The latest move is the new BRICS development bank, finally agreed in Brazil on 15 July. After much negotiation, and the usual scepticism from the western press that a deal could be agreed, the new bank will have its headquarters in Shanghai and the first president for the bank will come from India. This reflects the relevant economic power distribution, with China and India having both the largest GDPs and populations among the BRICS, but with China in first position. The first president will have the position for five years, followed by a Brazilian. However, the real money will be advanced by China, some 40%.

Initial reports suggest that the new bank will have $100bn of starting capital, plus a 'contingency reserves arrangement' of the same size. The latter will help developing nations avoid 'short-term liquidity pressures, promote further BRICS cooperation, strengthen the global financial safety net and complement existing international arrangements'. This is a major challenge to the IMF- and World Bank-dominated system of country support and reflects a desire among these up-and-coming countries to assert their position versus the established imperialist powers.

This is one of the most important economic challenges to the position of the major powers since 1945, in particular to the US and its domination of IMF and World Bank policy. As outlined in an earlier article, the US has already faced important competition from China. This new institution will likely offer many trade and investment deals that are outside the orbit of the Anglo-American system, ones that do not depend upon using the US currency. In May, Russia and China did a bilateral deal whereby Russia will supply China with oil and gas over many years for hundreds of billions of dollars, but it is reported that the transaction will not be settled in the US dollar. Over the past 18 months, the Chinese government has also set up swap deals with central banks in all the major financial centres that will make the Chinese renminbi a far more important currency for international transactions and trade finance.

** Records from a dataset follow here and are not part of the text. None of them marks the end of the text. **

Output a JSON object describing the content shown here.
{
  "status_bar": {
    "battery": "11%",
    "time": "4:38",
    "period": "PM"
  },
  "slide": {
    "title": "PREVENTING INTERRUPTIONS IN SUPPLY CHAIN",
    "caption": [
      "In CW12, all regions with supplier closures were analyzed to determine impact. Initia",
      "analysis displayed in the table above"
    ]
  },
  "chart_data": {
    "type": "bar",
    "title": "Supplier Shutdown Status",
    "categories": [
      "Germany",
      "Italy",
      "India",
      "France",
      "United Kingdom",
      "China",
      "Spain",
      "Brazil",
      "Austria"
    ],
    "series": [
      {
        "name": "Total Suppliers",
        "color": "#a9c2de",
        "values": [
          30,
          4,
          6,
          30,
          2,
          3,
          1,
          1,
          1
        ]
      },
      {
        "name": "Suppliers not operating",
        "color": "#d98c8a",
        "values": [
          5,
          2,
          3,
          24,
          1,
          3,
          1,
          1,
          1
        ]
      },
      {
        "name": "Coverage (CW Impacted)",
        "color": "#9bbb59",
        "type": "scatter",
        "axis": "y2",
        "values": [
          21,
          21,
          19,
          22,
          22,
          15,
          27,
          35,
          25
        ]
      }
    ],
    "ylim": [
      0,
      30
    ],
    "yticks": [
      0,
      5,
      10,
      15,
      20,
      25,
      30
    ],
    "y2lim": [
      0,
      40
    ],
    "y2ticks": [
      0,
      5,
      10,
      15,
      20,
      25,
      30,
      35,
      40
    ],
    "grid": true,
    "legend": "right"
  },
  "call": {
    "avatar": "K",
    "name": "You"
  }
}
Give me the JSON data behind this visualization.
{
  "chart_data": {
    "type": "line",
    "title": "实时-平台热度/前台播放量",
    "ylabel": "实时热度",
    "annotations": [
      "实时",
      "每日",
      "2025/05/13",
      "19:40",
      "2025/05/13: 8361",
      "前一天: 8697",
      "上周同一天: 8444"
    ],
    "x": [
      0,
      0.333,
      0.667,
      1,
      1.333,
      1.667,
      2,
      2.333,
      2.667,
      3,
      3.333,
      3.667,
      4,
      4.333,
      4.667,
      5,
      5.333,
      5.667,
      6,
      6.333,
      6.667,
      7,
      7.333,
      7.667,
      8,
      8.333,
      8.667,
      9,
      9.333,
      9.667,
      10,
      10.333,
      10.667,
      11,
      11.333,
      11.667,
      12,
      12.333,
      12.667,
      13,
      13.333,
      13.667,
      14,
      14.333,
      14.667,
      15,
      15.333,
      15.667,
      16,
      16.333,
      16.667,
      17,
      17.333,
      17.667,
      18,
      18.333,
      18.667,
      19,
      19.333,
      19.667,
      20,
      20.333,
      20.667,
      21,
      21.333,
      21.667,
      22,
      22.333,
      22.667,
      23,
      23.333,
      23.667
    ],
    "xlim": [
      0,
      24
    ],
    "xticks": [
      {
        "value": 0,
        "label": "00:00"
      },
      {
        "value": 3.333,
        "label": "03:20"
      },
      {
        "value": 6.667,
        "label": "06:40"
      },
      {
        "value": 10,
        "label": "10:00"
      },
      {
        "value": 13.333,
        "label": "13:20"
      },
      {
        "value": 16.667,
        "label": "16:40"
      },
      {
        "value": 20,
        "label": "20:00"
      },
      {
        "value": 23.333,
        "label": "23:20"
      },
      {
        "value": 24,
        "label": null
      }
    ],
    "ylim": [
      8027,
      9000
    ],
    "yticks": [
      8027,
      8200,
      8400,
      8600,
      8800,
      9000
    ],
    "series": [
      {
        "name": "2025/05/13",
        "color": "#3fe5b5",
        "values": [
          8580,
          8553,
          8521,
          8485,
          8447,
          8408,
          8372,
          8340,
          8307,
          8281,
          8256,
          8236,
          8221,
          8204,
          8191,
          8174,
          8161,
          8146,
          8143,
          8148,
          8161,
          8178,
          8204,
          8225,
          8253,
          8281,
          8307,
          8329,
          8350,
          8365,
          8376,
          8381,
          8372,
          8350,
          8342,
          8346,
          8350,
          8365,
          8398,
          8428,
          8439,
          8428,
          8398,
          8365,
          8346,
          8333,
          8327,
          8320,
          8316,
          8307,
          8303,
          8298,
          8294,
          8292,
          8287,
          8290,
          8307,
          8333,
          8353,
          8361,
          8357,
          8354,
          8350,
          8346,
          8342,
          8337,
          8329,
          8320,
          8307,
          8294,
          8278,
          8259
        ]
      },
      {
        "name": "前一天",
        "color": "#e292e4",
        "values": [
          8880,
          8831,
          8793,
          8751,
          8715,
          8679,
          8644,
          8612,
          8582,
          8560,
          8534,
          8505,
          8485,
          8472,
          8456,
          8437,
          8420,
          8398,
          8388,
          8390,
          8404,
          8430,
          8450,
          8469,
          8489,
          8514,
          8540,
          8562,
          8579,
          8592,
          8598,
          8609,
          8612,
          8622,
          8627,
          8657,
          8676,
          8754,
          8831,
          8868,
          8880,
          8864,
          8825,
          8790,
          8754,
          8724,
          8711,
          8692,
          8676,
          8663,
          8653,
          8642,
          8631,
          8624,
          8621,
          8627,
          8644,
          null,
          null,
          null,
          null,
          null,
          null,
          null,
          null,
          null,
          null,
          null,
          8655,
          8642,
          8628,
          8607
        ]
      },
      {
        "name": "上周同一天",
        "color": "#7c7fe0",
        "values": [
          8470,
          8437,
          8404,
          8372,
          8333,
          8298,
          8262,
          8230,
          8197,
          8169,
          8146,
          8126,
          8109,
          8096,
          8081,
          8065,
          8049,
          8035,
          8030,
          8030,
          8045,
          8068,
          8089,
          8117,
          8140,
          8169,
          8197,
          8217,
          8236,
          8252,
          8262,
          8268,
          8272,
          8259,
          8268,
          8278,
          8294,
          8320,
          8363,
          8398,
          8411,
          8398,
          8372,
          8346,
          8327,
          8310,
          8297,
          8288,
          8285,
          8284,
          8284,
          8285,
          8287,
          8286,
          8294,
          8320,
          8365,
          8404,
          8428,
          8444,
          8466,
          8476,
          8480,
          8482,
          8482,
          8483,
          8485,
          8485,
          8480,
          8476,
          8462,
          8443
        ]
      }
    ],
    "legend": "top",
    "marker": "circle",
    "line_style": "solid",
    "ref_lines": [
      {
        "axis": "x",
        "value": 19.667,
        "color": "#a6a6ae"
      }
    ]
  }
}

The end result is that the BRICS will likely end up being a mechanism for the evolution of China as a major world power, not necessarily a single group of alternative powers jointly challenging the existing structure. Just note the levels of 2013 nominal GDP and population, in particular with China well ahead of India's GDP, despite having a similarly large population (the BRICS are in bold):

                        GDP (US$, trillion)             Population (millions)

US                   16.8                                            318
China                9.2                                          1367
Japan                 4.9                                            127
Germany            3.6                                              81
France               2.7                                              66
UK                     2.5                                              64
Brazil                2.2                                            203
Russia               2.1                                            146
Italy                   2.1                                              61
India                 1.9                                          1247
Canada              1.8                                              35
South Africa      0.4                                             53

These developments put the position of China in quite a different perspective from that offered by Panitch and Gindin in their recent book, The Making of Global Capitalism. Their view is that China is so ingrained in the post-war US hegemony as to be more a supplicant than a challenger. They dismiss China as a potential rival to the US by arguing that it is embedded in the US-designed system, for example by owning a huge volume of US dollar-denominated debt in its foreign exchange reserves that effectively cannot be sold. They question whether China has 'the capacity to take on extensive responsibilities for managing global capitalism' (p. 336), as if that were the issue at stake! The real issue, as Lenin noted a century ago, is one of the changing balance of strength among the key powers. As the new BRICS bank indicates, there are changes under way.